In Italian stores, paying by credit card isn't quite 'tap and go' yet. Often the consumer will need to trust the merchant with his or her credit card as the terminal is placed somewhere else than at the point of sale (POS).
The example is given by Geronimo Emili, founder of CashlessWay, in his keynote speech at the Get F'IT event on 21 June as one of those little things that could make all the difference. Driving through Europe on their #NoCashTrip, it was an eye-opener for Emili and his team to observe how in most Danish stores, the consumers operate the payment terminal themselves, and that the terminal is always visible, centrally placed on the counter.
"Paying by credit or debit card in a country like Italy is often a slow and troublesome affair, and the majority of merchants still prefer cash.
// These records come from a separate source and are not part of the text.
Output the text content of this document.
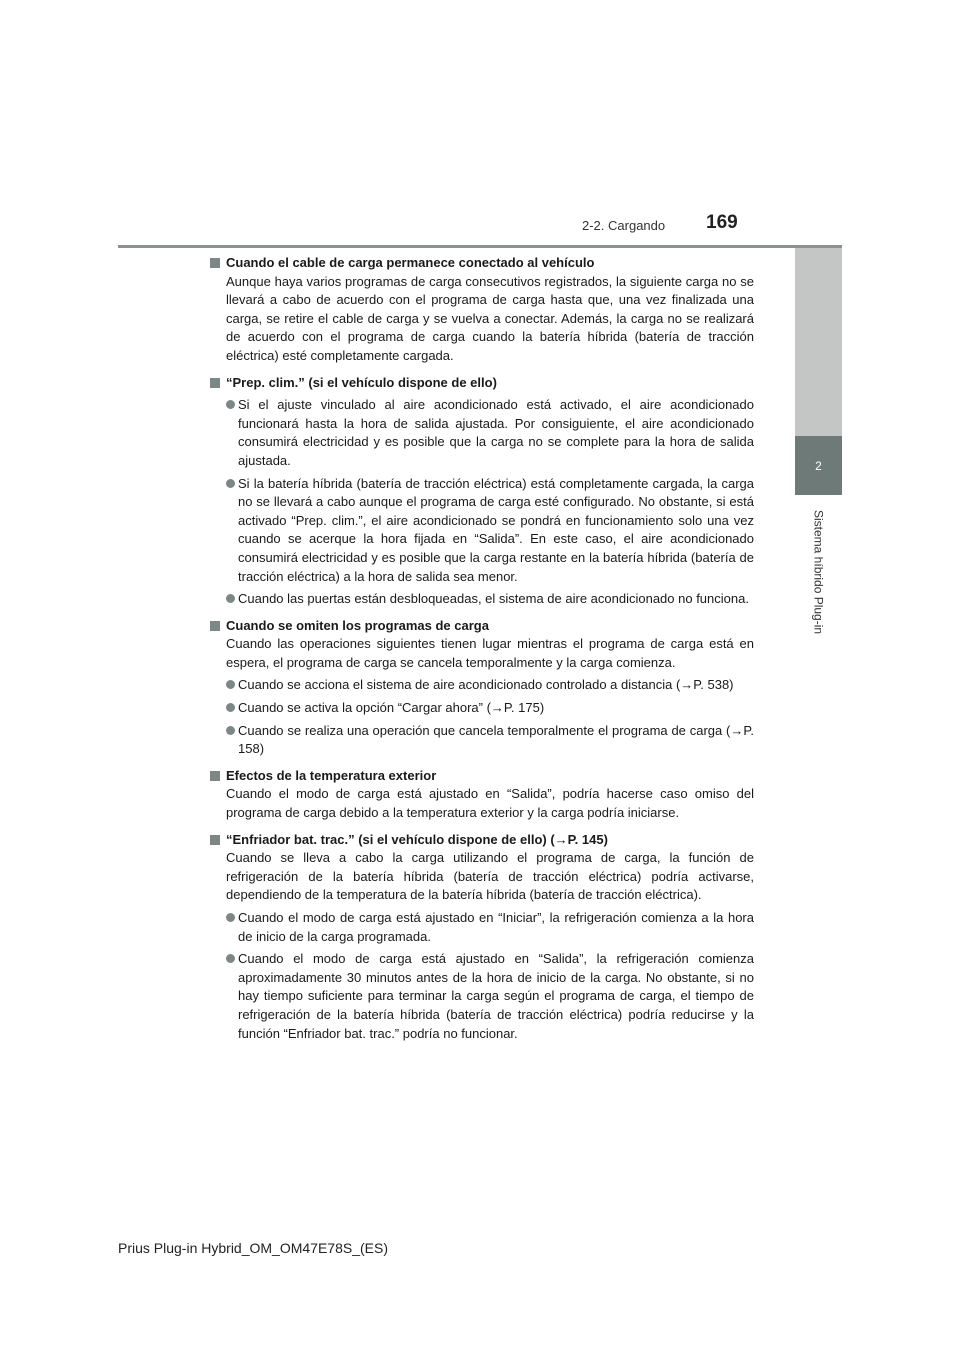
2-2. Cargando 169
2
Sistema híbrido Plug-in
Cuando el cable de carga permanece conectado al vehículo
Aunque haya varios programas de carga consecutivos registrados, la siguiente carga no se llevará a cabo de acuerdo con el programa de carga hasta que, una vez finalizada una carga, se retire el cable de carga y se vuelva a conectar. Además, la carga no se realizará de acuerdo con el programa de carga cuando la batería híbrida (batería de tracción eléctrica) esté completamente cargada.
“Prep. clim.” (si el vehículo dispone de ello)
Si el ajuste vinculado al aire acondicionado está activado, el aire acondicionado funcionará hasta la hora de salida ajustada. Por consiguiente, el aire acondicionado consumirá electricidad y es posible que la carga no se complete para la hora de salida ajustada.
Si la batería híbrida (batería de tracción eléctrica) está completamente cargada, la carga no se llevará a cabo aunque el programa de carga esté configurado. No obstante, si está activado “Prep. clim.”, el aire acondicionado se pondrá en funcionamiento solo una vez cuando se acerque la hora fijada en “Salida”. En este caso, el aire acondicionado consumirá electricidad y es posible que la carga restante en la batería híbrida (batería de tracción eléctrica) a la hora de salida sea menor.
Cuando las puertas están desbloqueadas, el sistema de aire acondicionado no funciona.
Cuando se omiten los programas de carga
Cuando las operaciones siguientes tienen lugar mientras el programa de carga está en espera, el programa de carga se cancela temporalmente y la carga comienza.
Cuando se acciona el sistema de aire acondicionado controlado a distancia (→P. 538)
Cuando se activa la opción “Cargar ahora” (→P. 175)
Cuando se realiza una operación que cancela temporalmente el programa de carga (→P. 158)
Efectos de la temperatura exterior
Cuando el modo de carga está ajustado en “Salida”, podría hacerse caso omiso del programa de carga debido a la temperatura exterior y la carga podría iniciarse.
“Enfriador bat. trac.” (si el vehículo dispone de ello) (→P. 145)
Cuando se lleva a cabo la carga utilizando el programa de carga, la función de refrigeración de la batería híbrida (batería de tracción eléctrica) podría activarse, dependiendo de la temperatura de la batería híbrida (batería de tracción eléctrica).
Cuando el modo de carga está ajustado en “Iniciar”, la refrigeración comienza a la hora de inicio de la carga programada.
Cuando el modo de carga está ajustado en “Salida”, la refrigeración comienza aproximadamente 30 minutos antes de la hora de inicio de la carga. No obstante, si no hay tiempo suficiente para terminar la carga según el programa de carga, el tiempo de refrigeración de la batería híbrida (batería de tracción eléctrica) podría reducirse y la función “Enfriador bat. trac.” podría no funcionar.
Prius Plug-in Hybrid_OM_OM47E78S_(ES)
Having the payment terminal placed in front of the customer is entirely normal for you in Denmark, but to me, as an Italian, it is interesting to see how small things like that change the user experience," said Geronimo Emili.
Well aware that his observations could seem trivial to a Danish audience, Geronimo Emili nonetheless pointed out how, due to differences in culture, tradition and technological options across Europe, seemingly insignificant things could be of primary importance to some countries.
User-friendliness will pave the way
Thanks to decades of dedicated efforts across the industry to develop and disseminate digital payment solutions, Denmark is now practically on the verge of cashlessness. But although Emili perceives Denmark as a European role model within digital payments, he fears cultural barriers could stand in the way of adopting the country's payment culture.
"No doubt that Denmark and the Nordics are leading the way, and I believe Denmark could be the first cashless country in the world. But applying your model in other cultures – not countries, but cultures – could be quite difficult. Even if you copy the Danish system directly to an Italian context, you will still have the Italian people, and the cultural differences, and you would probably still have a lot of work to do," warned Geronimo Emili.
While price and security matter, Emili believes user-friendliness will pave the way for the adoption of digital payments in Italy and abroad:
"When it becomes clear to the end-user that paying by card or mobile is easier, safer and perhaps even a better deal than by cash, then you'll be able to convince even the most conservative target groups. You'll start changing old cultural patterns and traditions - also in Italy."
The contactless Dankort ready for the mobile
On the day, Henriette Dunkjær Andersen, Domestic Card Schemes, Nets, told the audience about the launch of the mobile contactless Dankort in the autumn. The mobile version will allow consumers to 'tap and go' in a mere second without inserting their card or entering a PIN for all amounts below DKK 200.
The adoption rate of the contactless Dankort launched last summer could bode well for the launch of the mobile contactless Dankort, and is a good example of user-friendliness as a driver for digital payments.